- Vietnamese: chín
- Directed by: Solara Thanh Bình Đặng
- Written by: Solara Thanh Bình Đặng
- Produced by: Nic Altobelli
- Starring: Hayley Ngọc Mai
- Cinematography: Chananun Chotrungroj
- Edited by: Lawrence Le Lam
- Music by: Veron Xio
- Production company: Naltobel Productions
- Release date: September 8, 2025 (TIFF);
- Running time: 19 minutes
- Country: Canada
- Language: Vietnamese

= Ripe (2025 film) =

ripe (chín) is a Canadian short drama film, directed by Solara Thanh Bình Đặng and released in 2025. The film stars Hayley Ngọc Mai as Lệ, a young woman in rural Vietnam who must decide whether or not to agree to an arranged marriage.

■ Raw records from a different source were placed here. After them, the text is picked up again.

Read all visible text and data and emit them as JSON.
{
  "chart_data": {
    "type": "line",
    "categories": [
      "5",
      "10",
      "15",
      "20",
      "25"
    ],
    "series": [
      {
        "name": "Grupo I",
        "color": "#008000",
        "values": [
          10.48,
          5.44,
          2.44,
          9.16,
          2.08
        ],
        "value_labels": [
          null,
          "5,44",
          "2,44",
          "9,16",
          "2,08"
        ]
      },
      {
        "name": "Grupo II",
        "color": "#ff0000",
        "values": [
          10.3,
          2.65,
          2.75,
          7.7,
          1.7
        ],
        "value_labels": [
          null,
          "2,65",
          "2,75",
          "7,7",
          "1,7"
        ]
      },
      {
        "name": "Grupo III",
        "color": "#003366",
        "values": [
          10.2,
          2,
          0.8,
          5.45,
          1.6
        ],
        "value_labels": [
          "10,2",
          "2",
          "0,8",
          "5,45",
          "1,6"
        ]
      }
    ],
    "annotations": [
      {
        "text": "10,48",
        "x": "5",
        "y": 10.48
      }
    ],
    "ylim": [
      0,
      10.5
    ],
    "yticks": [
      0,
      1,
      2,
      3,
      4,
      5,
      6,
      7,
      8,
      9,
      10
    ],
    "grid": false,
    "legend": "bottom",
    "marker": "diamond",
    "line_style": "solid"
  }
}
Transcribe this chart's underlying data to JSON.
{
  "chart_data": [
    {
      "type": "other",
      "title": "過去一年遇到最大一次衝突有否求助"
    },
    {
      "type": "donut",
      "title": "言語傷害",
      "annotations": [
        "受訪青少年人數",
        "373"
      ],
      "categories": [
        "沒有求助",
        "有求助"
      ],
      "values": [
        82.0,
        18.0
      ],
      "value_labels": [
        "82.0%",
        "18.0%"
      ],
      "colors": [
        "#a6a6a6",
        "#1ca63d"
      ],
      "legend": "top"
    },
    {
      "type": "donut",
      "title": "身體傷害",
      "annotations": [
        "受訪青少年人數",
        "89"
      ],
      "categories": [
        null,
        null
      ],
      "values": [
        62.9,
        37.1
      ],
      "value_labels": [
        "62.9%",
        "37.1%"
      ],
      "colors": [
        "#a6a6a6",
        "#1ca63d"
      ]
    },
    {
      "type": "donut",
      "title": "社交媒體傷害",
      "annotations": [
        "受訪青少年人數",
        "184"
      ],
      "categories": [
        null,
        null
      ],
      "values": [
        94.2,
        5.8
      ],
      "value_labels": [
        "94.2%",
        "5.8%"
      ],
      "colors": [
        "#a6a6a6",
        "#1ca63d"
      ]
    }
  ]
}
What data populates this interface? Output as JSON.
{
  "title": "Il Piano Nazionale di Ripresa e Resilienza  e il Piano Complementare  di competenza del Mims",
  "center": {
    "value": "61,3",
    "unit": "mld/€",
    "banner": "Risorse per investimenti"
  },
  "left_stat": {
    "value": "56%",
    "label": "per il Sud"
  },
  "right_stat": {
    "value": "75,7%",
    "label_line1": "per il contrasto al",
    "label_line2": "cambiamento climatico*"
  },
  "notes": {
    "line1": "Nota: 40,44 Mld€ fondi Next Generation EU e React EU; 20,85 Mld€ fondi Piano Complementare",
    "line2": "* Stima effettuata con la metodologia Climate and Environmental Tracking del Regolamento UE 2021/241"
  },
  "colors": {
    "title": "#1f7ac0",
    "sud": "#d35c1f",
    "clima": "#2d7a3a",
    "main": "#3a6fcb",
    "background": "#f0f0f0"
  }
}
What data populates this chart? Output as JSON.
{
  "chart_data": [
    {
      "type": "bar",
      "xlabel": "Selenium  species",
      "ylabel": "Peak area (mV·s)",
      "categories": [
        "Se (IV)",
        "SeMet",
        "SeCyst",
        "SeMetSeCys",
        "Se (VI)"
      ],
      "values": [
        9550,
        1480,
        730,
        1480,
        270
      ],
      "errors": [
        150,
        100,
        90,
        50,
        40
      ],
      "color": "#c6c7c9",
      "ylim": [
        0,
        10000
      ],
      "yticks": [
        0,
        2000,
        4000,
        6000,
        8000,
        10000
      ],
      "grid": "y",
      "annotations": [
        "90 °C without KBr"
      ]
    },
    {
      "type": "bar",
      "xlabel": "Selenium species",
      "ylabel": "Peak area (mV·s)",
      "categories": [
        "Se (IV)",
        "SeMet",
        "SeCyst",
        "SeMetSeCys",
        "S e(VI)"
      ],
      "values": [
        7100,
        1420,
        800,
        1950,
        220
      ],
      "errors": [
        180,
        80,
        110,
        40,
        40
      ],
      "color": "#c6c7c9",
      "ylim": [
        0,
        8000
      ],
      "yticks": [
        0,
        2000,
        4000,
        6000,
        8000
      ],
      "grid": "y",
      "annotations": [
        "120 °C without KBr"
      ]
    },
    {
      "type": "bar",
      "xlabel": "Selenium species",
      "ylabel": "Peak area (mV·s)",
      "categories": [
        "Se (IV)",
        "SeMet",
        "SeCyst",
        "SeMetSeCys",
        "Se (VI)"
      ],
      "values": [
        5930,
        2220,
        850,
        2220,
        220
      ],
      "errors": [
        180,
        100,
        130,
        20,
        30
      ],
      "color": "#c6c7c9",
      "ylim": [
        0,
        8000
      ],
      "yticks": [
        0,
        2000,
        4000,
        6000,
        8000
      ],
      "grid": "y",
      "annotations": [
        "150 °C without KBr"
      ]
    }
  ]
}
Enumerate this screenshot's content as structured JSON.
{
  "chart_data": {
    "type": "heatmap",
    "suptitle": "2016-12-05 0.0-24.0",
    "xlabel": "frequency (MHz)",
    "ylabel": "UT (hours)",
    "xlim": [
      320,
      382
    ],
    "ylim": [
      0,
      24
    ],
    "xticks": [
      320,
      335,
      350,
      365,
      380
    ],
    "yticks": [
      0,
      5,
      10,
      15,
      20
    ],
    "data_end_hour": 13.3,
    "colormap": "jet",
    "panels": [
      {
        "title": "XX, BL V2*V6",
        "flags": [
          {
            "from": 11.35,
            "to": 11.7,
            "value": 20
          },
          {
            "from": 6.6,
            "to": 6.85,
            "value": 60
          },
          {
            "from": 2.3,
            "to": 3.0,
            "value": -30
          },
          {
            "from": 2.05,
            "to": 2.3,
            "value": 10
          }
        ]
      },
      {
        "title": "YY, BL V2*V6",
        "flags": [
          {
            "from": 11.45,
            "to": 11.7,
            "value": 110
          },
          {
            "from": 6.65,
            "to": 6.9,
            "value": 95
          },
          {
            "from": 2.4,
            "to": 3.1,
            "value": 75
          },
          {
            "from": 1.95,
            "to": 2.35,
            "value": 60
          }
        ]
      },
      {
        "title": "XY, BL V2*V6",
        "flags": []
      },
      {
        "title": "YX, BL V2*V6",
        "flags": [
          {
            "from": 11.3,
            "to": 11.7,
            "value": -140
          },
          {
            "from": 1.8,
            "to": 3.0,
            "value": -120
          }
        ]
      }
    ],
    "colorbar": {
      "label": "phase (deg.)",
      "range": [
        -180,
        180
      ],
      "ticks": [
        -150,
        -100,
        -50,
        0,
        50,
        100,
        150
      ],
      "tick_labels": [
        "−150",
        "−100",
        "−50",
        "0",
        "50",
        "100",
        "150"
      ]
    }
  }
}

The cast also includes Samuel An, Cong Ninh Nguyen, Damien Cole, Vy Nhat Châu and Bao Tâm.

The film premiered at the 2025 Toronto International Film Festival, and was subsequently screened at the 2025 Vancouver International Film Festival and the 2025 Festival du nouveau cinéma. At FNC, it won a Special Mention in the National Short Film Competition.

The film was named to TIFF's annual year-end Canada's Top Ten list for 2025.